I want to begin by voicing my disbelief that I had never read any of Atwood's works before this one. I always intended on doing so, but after reading The Handmaid's Tale I wish I made it more of a priority. Atwood's prose is stunning. While the subject matter of this novel is quite frightening, Atwood's writing style had my eyes glued to the page. It's overall a fascinating read with prominent themes, such as religious fundamentalism and women's rights, made easily applicable to problems and scenarios taking place in the world today.
Left Bank - Kate Muir
Set in modern day Paris, Olivier and Madison Malin are high profile Parisians who live on the Left Bank and have a seemingly dream life in the exclusive neighbourhood. This is until a new English nanny appears on the scene and threatens to endanger the lives of the Malin family.

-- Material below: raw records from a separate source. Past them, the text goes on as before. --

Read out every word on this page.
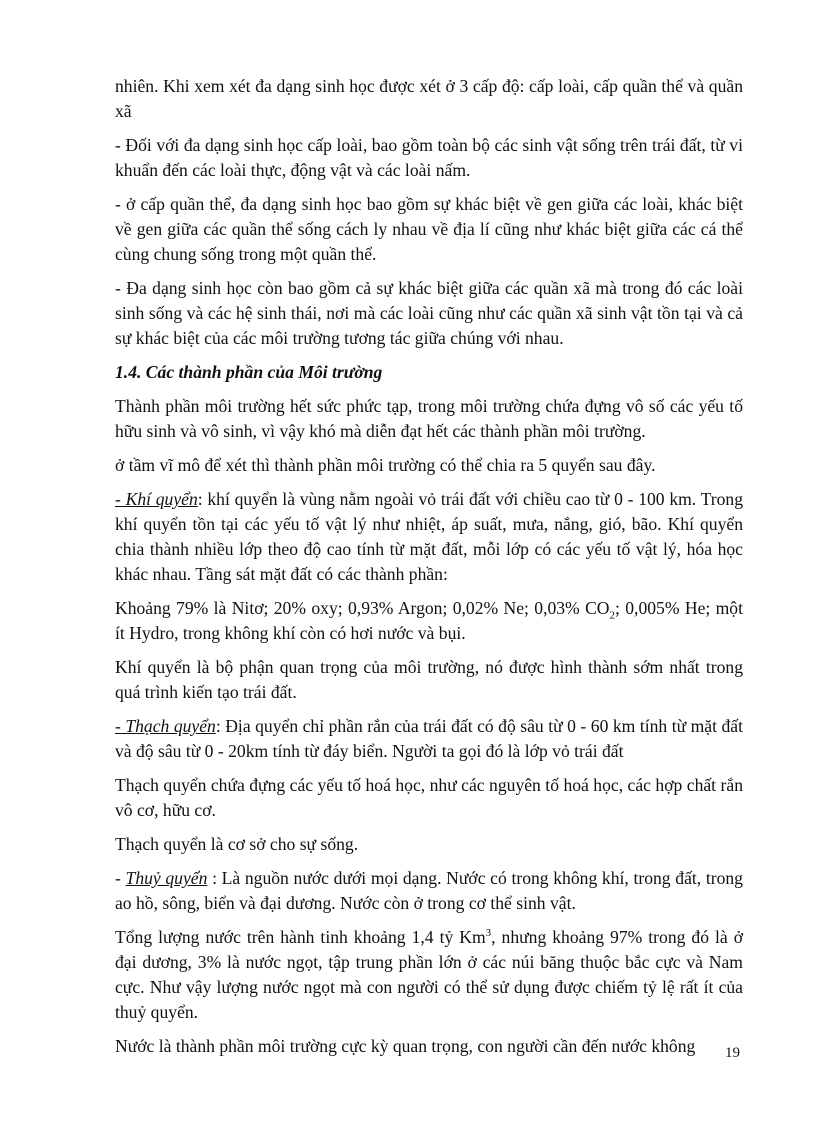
nhiên. Khi xem xét đa dạng sinh học được xét ở 3 cấp độ: cấp loài, cấp quần thể và quần xã

- Đối với đa dạng sinh học cấp loài, bao gồm toàn bộ các sinh vật sống trên trái đất, từ vi khuẩn đến các loài thực, động vật và các loài nấm.

- ở cấp quần thể, đa dạng sinh học bao gồm sự khác biệt về gen giữa các loài, khác biệt về gen giữa các quần thể sống cách ly nhau về địa lí cũng như khác biệt giữa các cá thể cùng chung sống trong một quần thể.

- Đa dạng sinh học còn bao gồm cả sự khác biệt giữa các quần xã mà trong đó các loài sinh sống và các hệ sinh thái, nơi mà các loài cũng như các quần xã sinh vật tồn tại và cả sự khác biệt của các môi trường tương tác giữa chúng với nhau.

1.4. Các thành phần của Môi trường

Thành phần môi trường hết sức phức tạp, trong môi trường chứa đựng vô số các yếu tố hữu sinh và vô sinh, vì vậy khó mà diễn đạt hết các thành phần môi trường.

ở tầm vĩ mô để xét thì thành phần môi trường có thể chia ra 5 quyển sau đây.

- Khí quyển: khí quyển là vùng nằm ngoài vỏ trái đất với chiều cao từ 0 - 100 km. Trong khí quyển tồn tại các yếu tố vật lý như nhiệt, áp suất, mưa, nắng, gió, bão. Khí quyển chia thành nhiều lớp theo độ cao tính từ mặt đất, mỗi lớp có các yếu tố vật lý, hóa học khác nhau. Tầng sát mặt đất có các thành phần:

Khoảng 79% là Nitơ; 20% oxy; 0,93% Argon; 0,02% Ne; 0,03% $CO_2$; 0,005% He; một ít Hydro, trong không khí còn có hơi nước và bụi.

Khí quyển là bộ phận quan trọng của môi trường, nó được hình thành sớm nhất trong quá trình kiến tạo trái đất.

- Thạch quyển: Địa quyển chỉ phần rắn của trái đất có độ sâu từ 0 - 60 km tính từ mặt đất và độ sâu từ 0 - 20km tính từ đáy biển. Người ta gọi đó là lớp vỏ trái đất

Thạch quyển chứa đựng các yếu tố hoá học, như các nguyên tố hoá học, các hợp chất rắn vô cơ, hữu cơ.

Thạch quyển là cơ sở cho sự sống.

- Thuỷ quyển : Là nguồn nước dưới mọi dạng. Nước có trong không khí, trong đất, trong ao hồ, sông, biển và đại dương. Nước còn ở trong cơ thể sinh vật.

Tổng lượng nước trên hành tinh khoảng 1,4 tỷ Km$^3$, nhưng khoảng 97% trong đó là ở đại dương, 3% là nước ngọt, tập trung phần lớn ở các núi băng thuộc bắc cực và Nam cực. Như vậy lượng nước ngọt mà con người có thể sử dụng được chiếm tỷ lệ rất ít của thuỷ quyển.

Nước là thành phần môi trường cực kỳ quan trọng, con người cần đến nước không	19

I picked up this book in a second hand bookshop while on holiday. Having just finished the two very bleak titles above, I was craving some chick lit and this promised to fit the bill. It was an easy read...but honestly, it was a whole lot of nonsense and every single character, par Sabine, the daughter of Oliver and Madison, is unlikable, incredibly self centered and self righteous (or just absolutely insane). The vast majority of reviews on goodreads tend to agree, unfortunately. The only saving grace that I can think of were Muir's descriptions of French gastronomy, but they weren't enough to fully satisfy.

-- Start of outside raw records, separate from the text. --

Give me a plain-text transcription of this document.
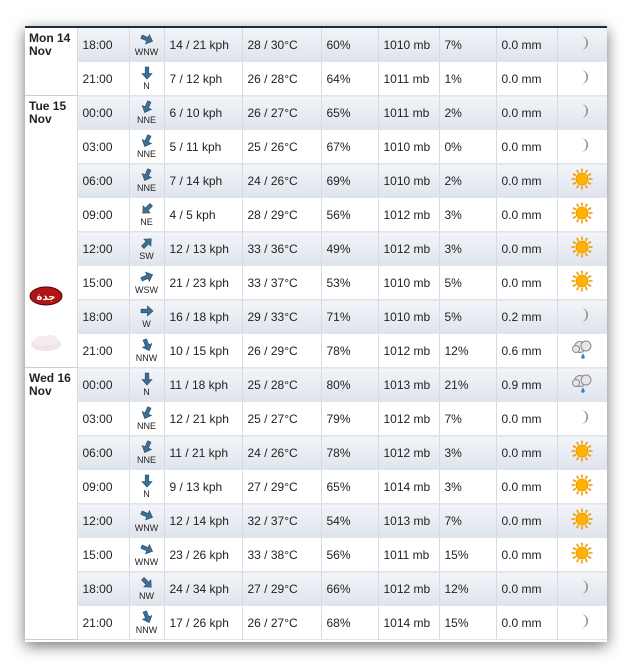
Mon 14
Nov	18:00	WNW	14 / 21 kph	28 / 30°C	60%	1010 mb	7%	0.0 mm	
	21:00	N	7 / 12 kph	26 / 28°C	64%	1011 mb	1%	0.0 mm	
Tue 15
Nov
جدة	00:00	NNE	6 / 10 kph	26 / 27°C	65%	1011 mb	2%	0.0 mm	
	03:00	NNE	5 / 11 kph	25 / 26°C	67%	1010 mb	0%	0.0 mm	
	06:00	NNE	7 / 14 kph	24 / 26°C	69%	1010 mb	2%	0.0 mm	
	09:00	NE	4 / 5 kph	28 / 29°C	56%	1012 mb	3%	0.0 mm	
	12:00	SW	12 / 13 kph	33 / 36°C	49%	1012 mb	3%	0.0 mm	
	15:00	WSW	21 / 23 kph	33 / 37°C	53%	1010 mb	5%	0.0 mm	
	18:00	W	16 / 18 kph	29 / 33°C	71%	1010 mb	5%	0.2 mm	
	21:00	NNW	10 / 15 kph	26 / 29°C	78%	1012 mb	12%	0.6 mm	
Wed 16
Nov	00:00	N	11 / 18 kph	25 / 28°C	80%	1013 mb	21%	0.9 mm	
	03:00	NNE	12 / 21 kph	25 / 27°C	79%	1012 mb	7%	0.0 mm	
	06:00	NNE	11 / 21 kph	24 / 26°C	78%	1012 mb	3%	0.0 mm	
	09:00	N	9 / 13 kph	27 / 29°C	65%	1014 mb	3%	0.0 mm	
	12:00	WNW	12 / 14 kph	32 / 37°C	54%	1013 mb	7%	0.0 mm	
	15:00	WNW	23 / 26 kph	33 / 38°C	56%	1011 mb	15%	0.0 mm	
	18:00	NW	24 / 34 kph	27 / 29°C	66%	1012 mb	12%	0.0 mm	
	21:00	NNW	17 / 26 kph	26 / 27°C	68%	1014 mb	15%	0.0 mm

The Sound of One Hand Clapping - Richard Flanagan
"So Maria Buloh continued walking down the empty street, a young woman clad in an old coat carrying a small cardboard suitcase, the tracks left by her shoes momentarily bisecting that grim, sour, snow-swept camp, her image already losing its earthly outlines in the falling snow"

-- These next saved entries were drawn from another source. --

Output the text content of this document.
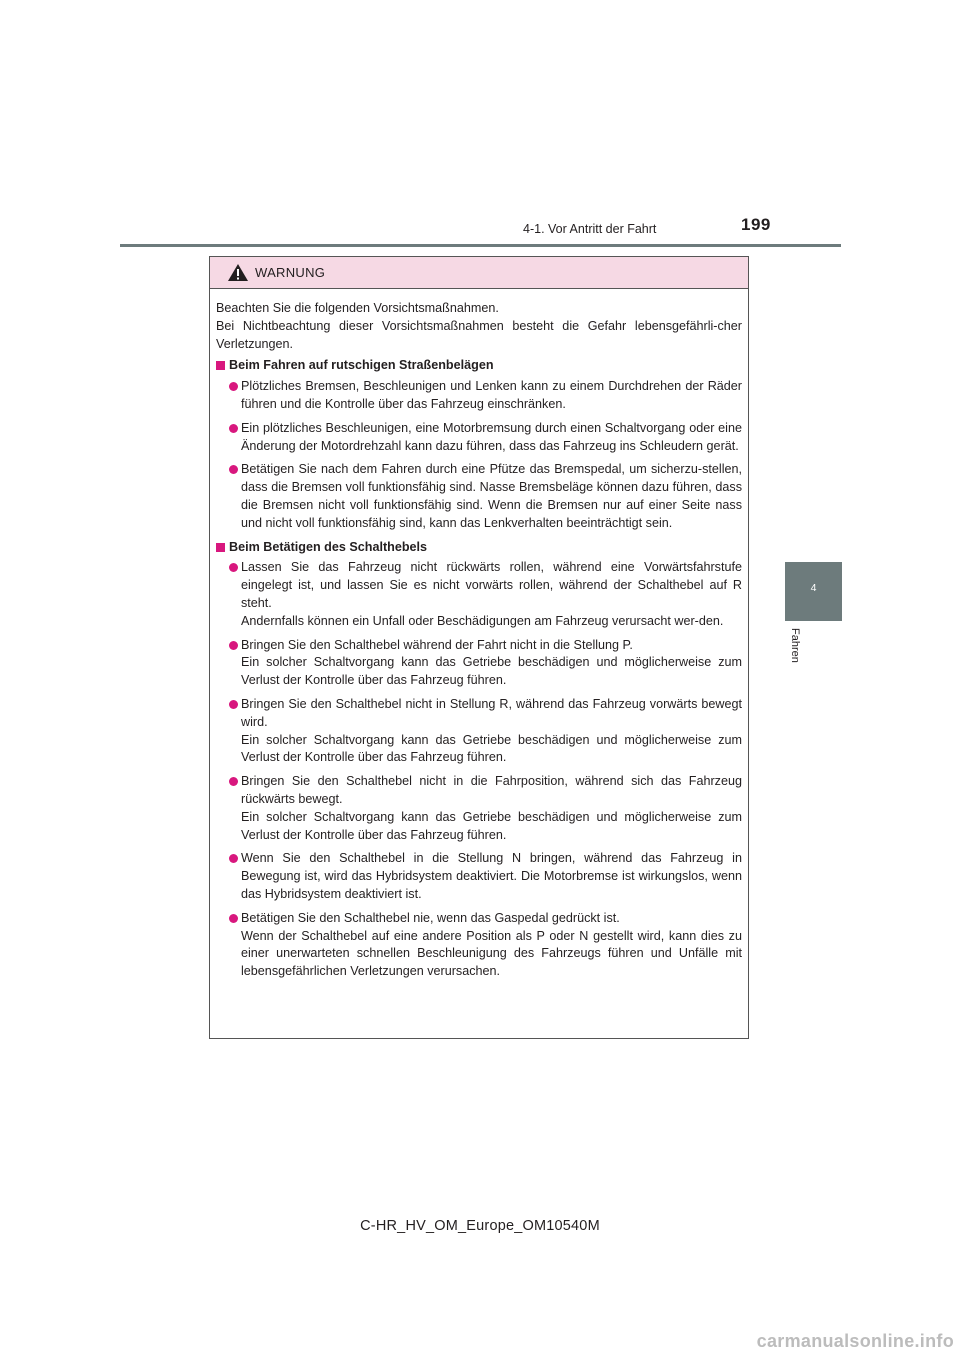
199
4-1. Vor Antritt der Fahrt
4
Fahren
WARNUNG

Beachten Sie die folgenden Vorsichtsmaßnahmen.

Bei Nichtbeachtung dieser Vorsichtsmaßnahmen besteht die Gefahr lebensgefährli-cher Verletzungen.

Beim Fahren auf rutschigen Straßenbelägen

Plötzliches Bremsen, Beschleunigen und Lenken kann zu einem Durchdrehen der Räder führen und die Kontrolle über das Fahrzeug einschränken.

Ein plötzliches Beschleunigen, eine Motorbremsung durch einen Schaltvorgang oder eine Änderung der Motordrehzahl kann dazu führen, dass das Fahrzeug ins Schleudern gerät.

Betätigen Sie nach dem Fahren durch eine Pfütze das Bremspedal, um sicherzu-stellen, dass die Bremsen voll funktionsfähig sind. Nasse Bremsbeläge können dazu führen, dass die Bremsen nicht voll funktionsfähig sind. Wenn die Bremsen nur auf einer Seite nass und nicht voll funktionsfähig sind, kann das Lenkverhalten beeinträchtigt sein.

Beim Betätigen des Schalthebels

Lassen Sie das Fahrzeug nicht rückwärts rollen, während eine Vorwärtsfahrstufe eingelegt ist, und lassen Sie es nicht vorwärts rollen, während der Schalthebel auf R steht.

Andernfalls können ein Unfall oder Beschädigungen am Fahrzeug verursacht wer-den.

Bringen Sie den Schalthebel während der Fahrt nicht in die Stellung P.

Ein solcher Schaltvorgang kann das Getriebe beschädigen und möglicherweise zum Verlust der Kontrolle über das Fahrzeug führen.

Bringen Sie den Schalthebel nicht in Stellung R, während das Fahrzeug vorwärts bewegt wird.

Ein solcher Schaltvorgang kann das Getriebe beschädigen und möglicherweise zum Verlust der Kontrolle über das Fahrzeug führen.

Bringen Sie den Schalthebel nicht in die Fahrposition, während sich das Fahrzeug rückwärts bewegt.

Ein solcher Schaltvorgang kann das Getriebe beschädigen und möglicherweise zum Verlust der Kontrolle über das Fahrzeug führen.

Wenn Sie den Schalthebel in die Stellung N bringen, während das Fahrzeug in Bewegung ist, wird das Hybridsystem deaktiviert. Die Motorbremse ist wirkungslos, wenn das Hybridsystem deaktiviert ist.

Betätigen Sie den Schalthebel nie, wenn das Gaspedal gedrückt ist.

Wenn der Schalthebel auf eine andere Position als P oder N gestellt wird, kann dies zu einer unerwarteten schnellen Beschleunigung des Fahrzeugs führen und Unfälle mit lebensgefährlichen Verletzungen verursachen.

C-HR_HV_OM_Europe_OM10540M
carmanualsonline.info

Fleeing the terrors of war and seeking a new life in the promising land of Tasmania in 1954, this novel tells the story of migrant Bojan Buloh and his family. Working in a construction camp for a hydroelectric dam in the remote highlands, life is far from easy. One night, Bojan's wife, Maria, walks out into a blizzard and is never to be seen again, leaving Bojan to care for their three year old daughter, Sonja, on his own. Traumatized by Maria's disappearance and the ghosts of war, Bojan turns to drink and his actions towards Sonja lead to a strained and painful relationship. Thirty-five years later, Sonja returns to Tasmania where she eventually learns to love again and create a promising new 'lifetime'.

This book is beautiful. I found it was an excellent experience reading Tasmanian literature, as I'm not all that familiar with the Tasmanian oeuvre. Flanagan's prose is haunting, and I felt so strongly that it serves as an accurate depiction of the unique region. I visited over five years ago and was struck by the distinctive landscape, 'an island of high latitudes, of mountains, lakes, mists, clouds and rain; of wastes of awesome scenery' which evoke a certain sense of isolation (Jim Davidson, Tasmanian Gothic). Indeed, the feeling of isolation lingers throughout this novel, not just in the landscape, but in Tasmania's migrant history. An outsider to the 'Australians' yet living in a melting pot of cultures, Bojan struggles to communicate and struggles to fit in where ever he goes. A constant source of pain for him is his inability to express what he feels and to come to terms with the horrors he witnessed during the war. Unfortunately, it's Sonja who suffers at the hands of his torment, and she also struggles to come to terms with the mystery of her mother's disappearance, a family she never knew and a home that never felt like home. The Sound of One Hand Clapping is full of moving moments and is flawlessly put together. It has been one of my favourite reads so far this year.